Mingling in the Sky—A View from the Earth

 

Submitter:

Bhattacharya, Atreyee — Pacific Northwest National Laboratory

Area of research:

Cloud-Aerosol-Precipitation Interactions

Journal Reference:

Madhavan BL, Y He, Y Wu, B Gross, F Moshary, and S Ahmed. 2012. "Development of a Ground Based Remote Sensing Approach for Direct Evaluation of Aerosol-Cloud Interaction." Atmosphere, 3(4), 10.3390/atmos3040468.

Science

Scientists use ground-based observations to understand the relationship between aerosol abundance in the atmosphere and its effects on cloud properties.

Striking the right balance—critical as it may be—is often difficult.
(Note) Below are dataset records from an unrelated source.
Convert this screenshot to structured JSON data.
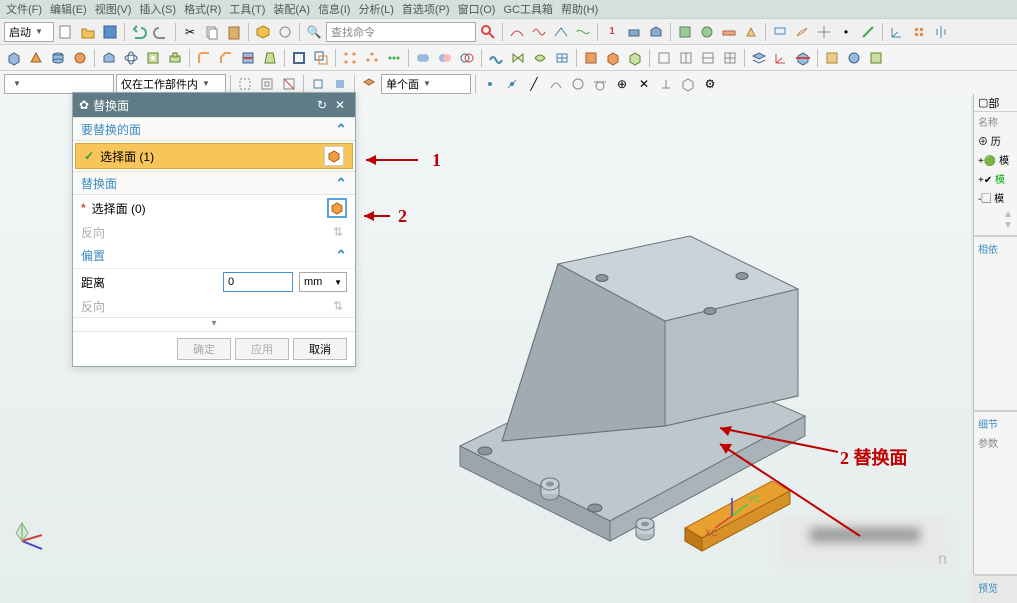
{
  "menubar": {
    "items": [
      "文件(F)",
      "编辑(E)",
      "视图(V)",
      "插入(S)",
      "格式(R)",
      "工具(T)",
      "装配(A)",
      "信息(I)",
      "分析(L)",
      "首选项(P)",
      "窗口(O)",
      "GC工具箱",
      "帮助(H)"
    ]
  },
  "toolbar1": {
    "launch_label": "启动",
    "search_placeholder": "查找命令"
  },
  "toolbar3": {
    "scope_label": "仅在工作部件内",
    "single_face_label": "单个面"
  },
  "dialog": {
    "title": "替换面",
    "section1_title": "要替换的面",
    "row1_check": "✓",
    "row1_label": "选择面 (1)",
    "section2_title": "替换面",
    "row2_star": "*",
    "row2_label": "选择面 (0)",
    "reverse1_label": "反向",
    "offset_title": "偏置",
    "distance_label": "距离",
    "distance_value": "0",
    "distance_unit": "mm",
    "reverse2_label": "反向",
    "btn_ok": "确定",
    "btn_apply": "应用",
    "btn_cancel": "取消"
  },
  "annotations": {
    "a1": "1",
    "a2": "2",
    "a3": "2  替换面"
  },
  "axes": {
    "xc": "XC",
    "yc": "YC"
  },
  "rightbar": {
    "tab1": "部",
    "label_name": "名称",
    "item_hist": "历",
    "item_model1": "模",
    "item_model2": "模",
    "item_model3": "模",
    "section_dep": "相依",
    "section_detail": "细节",
    "label_param": "参数",
    "section_preview": "预览"
  },
  "triad_text": "n"
}
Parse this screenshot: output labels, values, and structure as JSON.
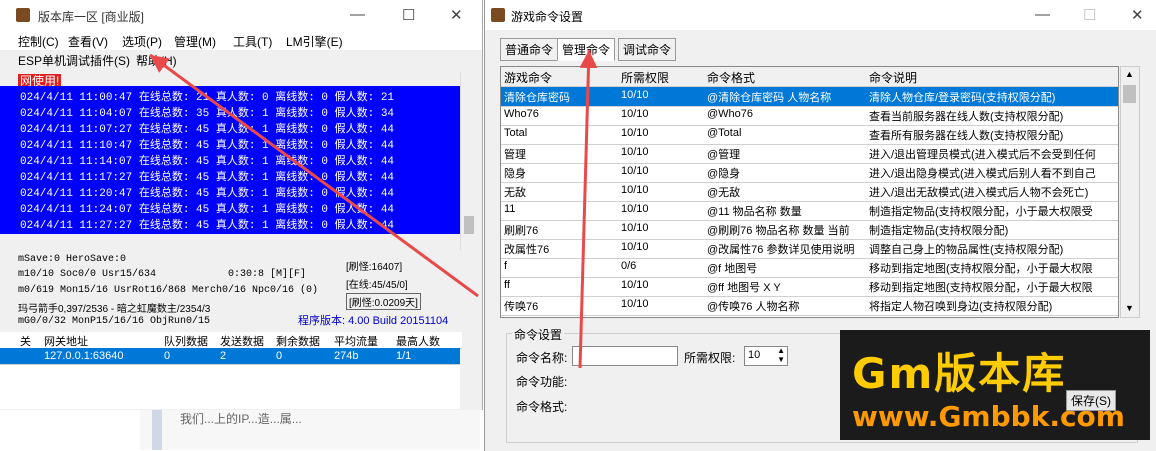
{
  "left_window": {
    "title": "版本库一区 [商业版]",
    "menu": [
      "控制(C)",
      "查看(V)",
      "选项(P)",
      "管理(M)",
      "工具(T)",
      "LM引擎(E)"
    ],
    "menu2": [
      "ESP单机调试插件(S)",
      "帮助(H)"
    ],
    "notice": "网使用!",
    "log_lines": [
      "024/4/11 11:00:47 在线总数: 21 真人数: 0 离线数: 0 假人数: 21",
      "024/4/11 11:04:07 在线总数: 35 真人数: 1 离线数: 0 假人数: 34",
      "024/4/11 11:07:27 在线总数: 45 真人数: 1 离线数: 0 假人数: 44",
      "024/4/11 11:10:47 在线总数: 45 真人数: 1 离线数: 0 假人数: 44",
      "024/4/11 11:14:07 在线总数: 45 真人数: 1 离线数: 0 假人数: 44",
      "024/4/11 11:17:27 在线总数: 45 真人数: 1 离线数: 0 假人数: 44",
      "024/4/11 11:20:47 在线总数: 45 真人数: 1 离线数: 0 假人数: 44",
      "024/4/11 11:24:07 在线总数: 45 真人数: 1 离线数: 0 假人数: 44",
      "024/4/11 11:27:27 在线总数: 45 真人数: 1 离线数: 0 假人数: 44"
    ],
    "stats": {
      "l1": "mSave:0 HeroSave:0",
      "l2": "m10/10 Soc0/0 Usr15/634",
      "l2b": "0:30:8 [M][F]",
      "l3": "m0/619 Mon15/16 UsrRot16/868 Merch0/16 Npc0/16 (0)",
      "l4": "玛弓箭手0,397/2536 - 暗之虹魔数主/2354/3",
      "l5": "mG0/0/32 MonP15/16/16 ObjRun0/15",
      "right1": "[刷怪:16407]",
      "right2": "[在线:45/45/0]",
      "right3": "[刷怪:0.0209天]",
      "version": "程序版本: 4.00 Build 20151104"
    },
    "table": {
      "headers": [
        "关",
        "网关地址",
        "队列数据",
        "发送数据",
        "剩余数据",
        "平均流量",
        "最高人数"
      ],
      "row": [
        "",
        "127.0.0.1:63640",
        "0",
        "2",
        "0",
        "274b",
        "1/1"
      ]
    },
    "bg_text": "我们...上的IP...造...属..."
  },
  "right_window": {
    "title": "游戏命令设置",
    "tabs": [
      "普通命令",
      "管理命令",
      "调试命令"
    ],
    "grid_headers": [
      "游戏命令",
      "所需权限",
      "命令格式",
      "命令说明"
    ],
    "rows": [
      [
        "清除仓库密码",
        "10/10",
        "@清除仓库密码 人物名称",
        "清除人物仓库/登录密码(支持权限分配)"
      ],
      [
        "Who76",
        "10/10",
        "@Who76",
        "查看当前服务器在线人数(支持权限分配)"
      ],
      [
        "Total",
        "10/10",
        "@Total",
        "查看所有服务器在线人数(支持权限分配)"
      ],
      [
        "管理",
        "10/10",
        "@管理",
        "进入/退出管理员模式(进入模式后不会受到任何"
      ],
      [
        "隐身",
        "10/10",
        "@隐身",
        "进入/退出隐身模式(进入模式后别人看不到自己"
      ],
      [
        "无敌",
        "10/10",
        "@无敌",
        "进入/退出无敌模式(进入模式后人物不会死亡)"
      ],
      [
        "11",
        "10/10",
        "@11 物品名称 数量",
        "制造指定物品(支持权限分配，小于最大权限受"
      ],
      [
        "刷刷76",
        "10/10",
        "@刷刷76 物品名称 数量 当前",
        "制造指定物品(支持权限分配)"
      ],
      [
        "改属性76",
        "10/10",
        "@改属性76 参数详见使用说明",
        "调整自己身上的物品属性(支持权限分配)"
      ],
      [
        "f",
        "0/6",
        "@f 地图号",
        "移动到指定地图(支持权限分配，小于最大权限"
      ],
      [
        "ff",
        "10/10",
        "@ff 地图号 X Y",
        "移动到指定地图(支持权限分配，小于最大权限"
      ],
      [
        "传唤76",
        "10/10",
        "@传唤76 人物名称",
        "将指定人物召唤到身边(支持权限分配)"
      ]
    ],
    "group_title": "命令设置",
    "name_label": "命令名称:",
    "perm_label": "所需权限:",
    "perm_value": "10",
    "func_label": "命令功能:",
    "format_label": "命令格式:",
    "save_label": "保存(S)"
  },
  "watermark": {
    "main": "Gm版本库",
    "url": "www.Gmbbk.com"
  },
  "colors": {
    "log_bg": "#0000ff",
    "selection": "#0078d7",
    "arrow": "#e84a4a"
  }
}
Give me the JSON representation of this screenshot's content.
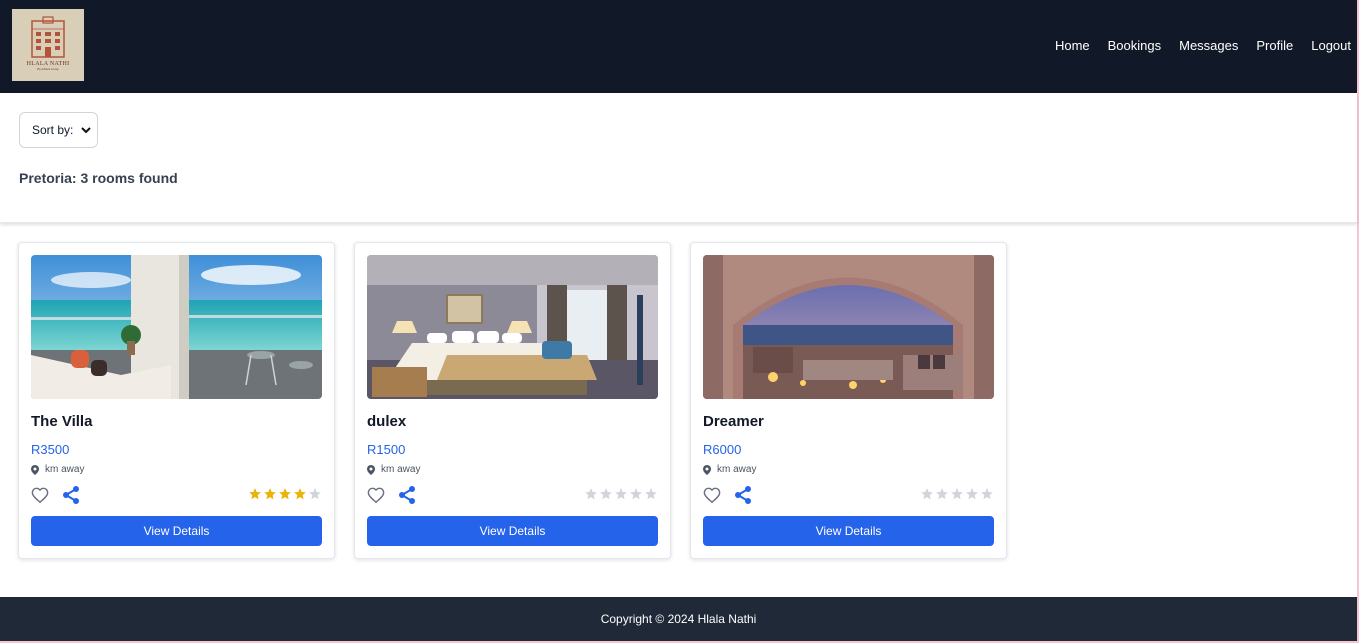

Aerosols, or dust-sized particles in the atmosphere emitted from both natural and anthropogenic sources, pose one such challenge.

Aerosols act as surfaces for atmospheric water vapor to condense upon and ultimately form clouds. In just the right number, aerosols “seed” clouds that have sufficient water, meaning that they are heavy enough to rain out quickly.

Aerosols often tend to coalesce together. This results in fewer aerosol particles overall, which hinders cloud formation. Too many aerosols, on the other hand, produce clouds that are not heavy and thus fail to rain out in due time.

In trying to understand how aerosols and clouds interact, particularly how the number of aerosols alters the way clouds retain and rain out liquid water, scientists face a major challenge: it is difficult to obtain unbiased measurements of cloud and aerosol properties in the atmosphere simultaneously, even from satellites.

Impact

Ground-based remote sensing technology furnishes information regarding cloud and aerosol properties simultaneously and thus provides a potential solution.

An international team of researchers, led by Dr. BL Madhavan, used comparable technological expertise provided by the U.S. Department of Energy’s Atmospheric Radiation Measurement (ARM) Climate Research Facility on the Southern Great Plains to take a new look at the interactions between aerosols and clouds.

Their research, published in the journal Atmosphere in October 2012, demonstrates that ground-based techniques vastly improve our ability to study interactions between these two parameters, particularly at short intervals of time.

The team shows that the abundance of aerosols at cloud-forming heights is greater than projected estimates based on near-ground values. Extrapolating aerosol concentration from near-surface estimates to higher altitudes thus introduces errors in models that seek to simulate the interactions between clouds and aerosols.

Summary

The use of ground-based remote sensing techniques provide another rare advantage: scientists can track clouds as they evolve and move through polluted regions. As pollution continues to rise in parts of Europe and southeast Asia, understanding how clouds and aerosols interact in these regions is becoming increasingly important in global climate models.